Combinatorics identity proof by induction

Question

Prove the formula by induction on n and fixed r:

$\binom{r}{r} + \binom{r+1}{r} + \binom{r+2}{r} + \ldots + \binom{n}{r} = \binom{n+1}{r+1}$

What I tried:

Base:

we take $n=r$ so $\binom{r}{r} = \binom{r + 1}{r+1} = 1$

Step: Assume that the formula holds for some $n = k$, let's show that it must hold for $n=k+1$ too. for $n=k$

$\binom{r}{r} + \binom{r+1}{r} + \binom{r+2}{r} + \ldots + \binom{k}{r} = \binom{k+1}{r+1}$

for $n=k+1$

$\binom{r}{r} + \binom{r+1}{r} + \binom{r+2}{r} + \ldots + \binom{k}{r} + \binom{k+1}{r}= \binom{k+2}{r+1}$.

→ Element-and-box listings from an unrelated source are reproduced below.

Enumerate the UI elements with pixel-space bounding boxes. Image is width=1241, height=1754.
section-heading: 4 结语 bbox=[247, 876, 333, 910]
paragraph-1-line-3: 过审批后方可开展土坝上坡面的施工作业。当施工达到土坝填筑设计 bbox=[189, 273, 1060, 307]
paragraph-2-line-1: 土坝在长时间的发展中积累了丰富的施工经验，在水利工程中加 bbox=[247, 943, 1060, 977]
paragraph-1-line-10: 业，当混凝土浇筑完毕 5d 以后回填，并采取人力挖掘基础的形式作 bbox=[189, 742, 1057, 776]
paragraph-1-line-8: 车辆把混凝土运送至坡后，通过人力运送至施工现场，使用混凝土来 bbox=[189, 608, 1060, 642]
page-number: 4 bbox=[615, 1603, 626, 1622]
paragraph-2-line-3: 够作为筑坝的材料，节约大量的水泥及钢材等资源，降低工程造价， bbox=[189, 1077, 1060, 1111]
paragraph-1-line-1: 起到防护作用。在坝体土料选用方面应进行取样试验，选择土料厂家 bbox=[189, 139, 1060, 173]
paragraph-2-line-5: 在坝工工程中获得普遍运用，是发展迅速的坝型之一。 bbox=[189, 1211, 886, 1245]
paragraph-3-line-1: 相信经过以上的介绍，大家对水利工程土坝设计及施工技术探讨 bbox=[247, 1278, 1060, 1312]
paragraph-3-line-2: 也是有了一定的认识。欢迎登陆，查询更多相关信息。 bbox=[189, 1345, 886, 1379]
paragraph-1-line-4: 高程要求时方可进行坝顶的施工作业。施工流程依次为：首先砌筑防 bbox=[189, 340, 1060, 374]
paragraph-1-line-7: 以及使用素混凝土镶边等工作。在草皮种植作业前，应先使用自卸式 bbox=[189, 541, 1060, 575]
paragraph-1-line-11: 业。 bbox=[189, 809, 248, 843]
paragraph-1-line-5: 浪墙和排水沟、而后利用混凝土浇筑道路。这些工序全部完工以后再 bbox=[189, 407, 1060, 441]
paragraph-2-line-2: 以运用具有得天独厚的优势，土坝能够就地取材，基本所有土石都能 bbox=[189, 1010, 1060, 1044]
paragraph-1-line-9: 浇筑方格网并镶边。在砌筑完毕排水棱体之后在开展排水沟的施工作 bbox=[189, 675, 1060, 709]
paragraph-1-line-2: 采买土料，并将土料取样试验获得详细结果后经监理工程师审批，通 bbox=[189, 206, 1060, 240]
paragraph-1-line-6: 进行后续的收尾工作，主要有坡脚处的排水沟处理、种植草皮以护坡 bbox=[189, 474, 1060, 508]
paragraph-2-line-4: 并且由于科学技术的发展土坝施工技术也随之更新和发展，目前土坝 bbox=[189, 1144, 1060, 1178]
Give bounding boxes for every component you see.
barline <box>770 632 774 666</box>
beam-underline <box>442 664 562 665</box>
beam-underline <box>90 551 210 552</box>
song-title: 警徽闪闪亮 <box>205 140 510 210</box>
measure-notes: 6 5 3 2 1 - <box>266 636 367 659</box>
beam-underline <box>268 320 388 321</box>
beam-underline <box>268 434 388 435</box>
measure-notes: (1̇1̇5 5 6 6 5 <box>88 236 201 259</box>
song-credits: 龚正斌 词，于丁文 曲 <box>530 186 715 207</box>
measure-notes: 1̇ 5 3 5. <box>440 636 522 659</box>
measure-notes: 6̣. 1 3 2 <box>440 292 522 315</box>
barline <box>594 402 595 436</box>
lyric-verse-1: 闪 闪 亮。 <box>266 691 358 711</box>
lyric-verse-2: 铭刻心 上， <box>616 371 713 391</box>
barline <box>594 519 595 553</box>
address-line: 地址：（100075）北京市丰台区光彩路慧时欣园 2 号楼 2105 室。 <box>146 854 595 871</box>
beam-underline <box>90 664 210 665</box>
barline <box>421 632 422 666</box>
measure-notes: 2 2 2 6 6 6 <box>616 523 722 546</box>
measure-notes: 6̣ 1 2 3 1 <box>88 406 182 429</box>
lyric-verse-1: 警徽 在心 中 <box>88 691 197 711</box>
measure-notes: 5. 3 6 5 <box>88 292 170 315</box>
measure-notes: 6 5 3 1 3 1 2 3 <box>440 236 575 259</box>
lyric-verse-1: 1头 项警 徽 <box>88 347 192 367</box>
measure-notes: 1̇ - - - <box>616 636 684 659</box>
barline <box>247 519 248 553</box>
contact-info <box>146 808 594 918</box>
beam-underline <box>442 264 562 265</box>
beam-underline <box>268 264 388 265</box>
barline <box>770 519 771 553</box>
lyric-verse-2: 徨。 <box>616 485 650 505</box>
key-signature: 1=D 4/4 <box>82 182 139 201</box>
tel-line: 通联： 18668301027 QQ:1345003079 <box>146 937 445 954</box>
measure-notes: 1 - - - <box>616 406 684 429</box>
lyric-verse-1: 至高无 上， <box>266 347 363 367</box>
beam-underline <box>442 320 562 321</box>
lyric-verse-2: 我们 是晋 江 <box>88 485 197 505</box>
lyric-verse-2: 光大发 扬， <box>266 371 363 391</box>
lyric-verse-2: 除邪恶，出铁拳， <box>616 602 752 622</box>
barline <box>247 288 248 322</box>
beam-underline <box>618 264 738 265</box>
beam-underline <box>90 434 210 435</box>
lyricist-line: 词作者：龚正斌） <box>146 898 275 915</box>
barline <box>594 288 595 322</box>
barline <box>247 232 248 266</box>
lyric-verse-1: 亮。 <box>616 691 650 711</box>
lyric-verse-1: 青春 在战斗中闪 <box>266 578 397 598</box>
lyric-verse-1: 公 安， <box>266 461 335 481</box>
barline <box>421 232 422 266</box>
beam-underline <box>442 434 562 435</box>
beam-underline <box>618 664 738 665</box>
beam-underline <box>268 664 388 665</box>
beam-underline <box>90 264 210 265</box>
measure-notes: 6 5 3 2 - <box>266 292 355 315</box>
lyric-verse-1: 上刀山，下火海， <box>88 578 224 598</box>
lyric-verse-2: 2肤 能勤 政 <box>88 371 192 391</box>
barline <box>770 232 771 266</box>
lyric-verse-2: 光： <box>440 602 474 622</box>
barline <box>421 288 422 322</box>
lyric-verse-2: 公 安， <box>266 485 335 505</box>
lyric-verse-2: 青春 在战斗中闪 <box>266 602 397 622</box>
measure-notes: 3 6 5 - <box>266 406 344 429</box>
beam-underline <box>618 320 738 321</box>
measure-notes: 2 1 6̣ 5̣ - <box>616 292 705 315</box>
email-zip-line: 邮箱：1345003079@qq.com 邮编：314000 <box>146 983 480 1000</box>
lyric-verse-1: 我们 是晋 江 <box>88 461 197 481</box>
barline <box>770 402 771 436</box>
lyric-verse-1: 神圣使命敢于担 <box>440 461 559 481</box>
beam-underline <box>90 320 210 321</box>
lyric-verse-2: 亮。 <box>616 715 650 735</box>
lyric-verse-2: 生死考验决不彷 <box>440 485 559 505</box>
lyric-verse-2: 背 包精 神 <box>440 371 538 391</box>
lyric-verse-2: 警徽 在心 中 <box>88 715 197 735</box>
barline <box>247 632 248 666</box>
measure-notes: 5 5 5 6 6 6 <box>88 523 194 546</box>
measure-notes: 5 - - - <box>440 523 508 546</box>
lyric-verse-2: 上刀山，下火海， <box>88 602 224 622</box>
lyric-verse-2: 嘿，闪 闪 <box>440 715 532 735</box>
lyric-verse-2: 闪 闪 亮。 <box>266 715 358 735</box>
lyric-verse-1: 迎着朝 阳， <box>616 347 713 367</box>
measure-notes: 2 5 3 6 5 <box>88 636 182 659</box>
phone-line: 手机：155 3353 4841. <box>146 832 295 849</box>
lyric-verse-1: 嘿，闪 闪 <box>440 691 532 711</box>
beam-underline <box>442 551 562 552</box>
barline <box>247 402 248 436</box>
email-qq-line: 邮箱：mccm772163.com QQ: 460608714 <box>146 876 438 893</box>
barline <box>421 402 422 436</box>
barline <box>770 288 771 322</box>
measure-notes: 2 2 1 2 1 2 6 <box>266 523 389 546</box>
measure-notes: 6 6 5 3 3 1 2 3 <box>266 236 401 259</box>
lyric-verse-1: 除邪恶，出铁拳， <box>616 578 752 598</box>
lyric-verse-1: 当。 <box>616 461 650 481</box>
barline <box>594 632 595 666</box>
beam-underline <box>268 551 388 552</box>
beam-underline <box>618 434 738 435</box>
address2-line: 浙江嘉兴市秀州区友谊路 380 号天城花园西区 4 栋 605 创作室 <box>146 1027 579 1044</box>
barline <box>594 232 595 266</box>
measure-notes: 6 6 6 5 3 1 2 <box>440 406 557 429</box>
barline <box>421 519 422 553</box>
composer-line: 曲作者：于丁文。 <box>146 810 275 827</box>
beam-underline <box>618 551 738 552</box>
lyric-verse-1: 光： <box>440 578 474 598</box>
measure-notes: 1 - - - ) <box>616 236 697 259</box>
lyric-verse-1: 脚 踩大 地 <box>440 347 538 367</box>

Using the induction hypothesis:

$\binom{k+1}{r+1} + \binom{k+1}{r}= \binom{k+2}{r+1}$.

Now, I am stuck on how to transform the LHS into the RHS. I think that it has something to do with Pascal's identity, but I cannot see how I can use it.

Answer 1

Pascal's identity is $$ \binom{n-1}{m}+\binom{n-1}{m-1}=\binom{n}m $$ Let $n=k+2$, $m=r+1$.

Answer 2

$$\binom{k+1}{r+1} + \binom{k+1}{r}= \binom{k+2}{r+1}$$ $$\begin{align} \frac{(k+1)!}{(r+1)!\cdot(k-r)!}+\frac{(k+1)!}{(r)!\cdot(k-r+1)!}&= \frac{(k+1)!}{(r)!\cdot(k-r)!}\cdot\left( \frac{1}{r+1}+\frac{1}{k-r+1}\right)\\ &=\frac{(k+1)!}{(r)!\cdot(k-r)!}\cdot\left( \frac{k-r+1+r+1}{(k-r+1)(r+1)}\right)\\ &=\frac{(k+1)!}{(r)!\cdot(k-r)!}\cdot\left( \frac{k+2}{kr+k-r^2-r+r+1}\right)\\ &=\frac{(k+1)!}{(r)!\cdot(k-r)!}\cdot\left( \frac{k+2}{kr+k-r^2+1}\right)\\ &=\frac{(k+1)!}{(r)!\cdot(k-r)!}\cdot\left( \frac{k+2}{(k-r+1)(r+1)}\right)\\ &=\frac{(k+1)!\cdot(k+2)}{(r)!\cdot(r+1)\cdot(k-r)!\cdot(k-r+1)}\\ &=\frac{(k+2)!}{(r+1)!\cdot(k-r+1)!}\\ &=\binom{k+2}{r+1}\\ \end{align} $$ $$\binom{k+1}{r+1} + \binom{k+1}{r}= \binom{k+2}{r+1}$$